With normalcy beginning to return in the United States, the conditions of the Mew Oreo sales are different from the inflated Pokemon card prices. What further differentiates the interest in Mew Oreos from Pokemon cards is the nature of the product. While classified as non-perishable, Oreos are a food item; if used as intended, they are a one-time use product, unlike Pokemon cards and Beanie Babies. The duration for which the products are usable is also very different. Oreos are considered fresh approximately one to two months after their listed best buy date if their packaging is unopened. With a listed best by date that is typically nine months after their production, Oreos have a total shelf life of 10 to 11 months, providing a generous but still finite window to eat them within. Even if kept as a collectible, it would still be challenging to prevent a Mew Oreo from rotting eventually due to the natural presence of decomposers such as bacteria and fungi in any given environment, making them a poor choice of keepsake.
The inflated price of Mew Oreos creates a strange situation for consumers. Would I have acted differently had I known how much the Mew Oreo I ate could have sold for? The fact that I was unaware of the Mew Oreo’s potential value when I found it is probably for the best. Gael Fashingbauer Cooper, the author of the pop culture blog “Pop Culture Junk Mail”, expressed a similar dilemma after receiving a Mew Oreo in a promo box from Oreo: should they snack, save or sell? Receiving a seemingly everyday item with exceptional value leaves consumers with unusual decisions to make.
Producer efforts to increase the value of Mew Oreos appear to be at play, although Nabisco, Oreo’s parent company, alone should not be held responsible for this phenomenon. Pokemon X Oreo products hit the market after Pokemon card sales spiked, suggesting that Nabisco wanted to capitalize off of the increased interest in Pokemon. The decision to make and advertise Mew Oreos as rarer than the other Pokemon Oreos certainly set the stage for expensive resales. However, consumers and resellers chose to set and accept such high prices for Mew Oreos.
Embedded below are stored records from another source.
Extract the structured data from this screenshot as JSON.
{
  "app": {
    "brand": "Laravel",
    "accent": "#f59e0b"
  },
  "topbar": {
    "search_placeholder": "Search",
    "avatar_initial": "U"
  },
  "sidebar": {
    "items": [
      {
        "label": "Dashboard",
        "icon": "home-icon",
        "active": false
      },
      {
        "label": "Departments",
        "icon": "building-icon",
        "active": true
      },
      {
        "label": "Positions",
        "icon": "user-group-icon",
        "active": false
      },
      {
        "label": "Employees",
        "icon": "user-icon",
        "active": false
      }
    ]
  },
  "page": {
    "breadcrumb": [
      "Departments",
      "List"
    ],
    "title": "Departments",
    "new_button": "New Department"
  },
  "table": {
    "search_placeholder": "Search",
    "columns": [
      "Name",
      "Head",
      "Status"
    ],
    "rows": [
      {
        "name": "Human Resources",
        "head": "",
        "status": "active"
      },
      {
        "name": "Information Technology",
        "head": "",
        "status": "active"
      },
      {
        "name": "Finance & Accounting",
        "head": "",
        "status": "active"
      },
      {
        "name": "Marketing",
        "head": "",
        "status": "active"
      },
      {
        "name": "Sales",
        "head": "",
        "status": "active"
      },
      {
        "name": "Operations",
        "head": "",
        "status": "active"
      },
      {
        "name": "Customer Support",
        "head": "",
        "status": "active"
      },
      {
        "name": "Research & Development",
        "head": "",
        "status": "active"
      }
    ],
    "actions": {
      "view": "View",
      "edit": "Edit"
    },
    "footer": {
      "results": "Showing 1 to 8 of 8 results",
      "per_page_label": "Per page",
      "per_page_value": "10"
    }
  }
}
What the future of Pokemon Oreo sales will look like is unclear, but if it follows the same path as Pokemon card sales, it may not look good for casual consumers. To manage the demand for Pokemon cards, vendors, such as Target, capped how many buyers can purchase at a time. Whether or not the same could happen with Pokemon Oreos is unclear, but retailers and consumers alike should not have to deal with rationing methods. Keeping everyday items at everyday prices is a collective responsibility, so buyers need to be responsible and reasonable in what they are willing to pay for desired items.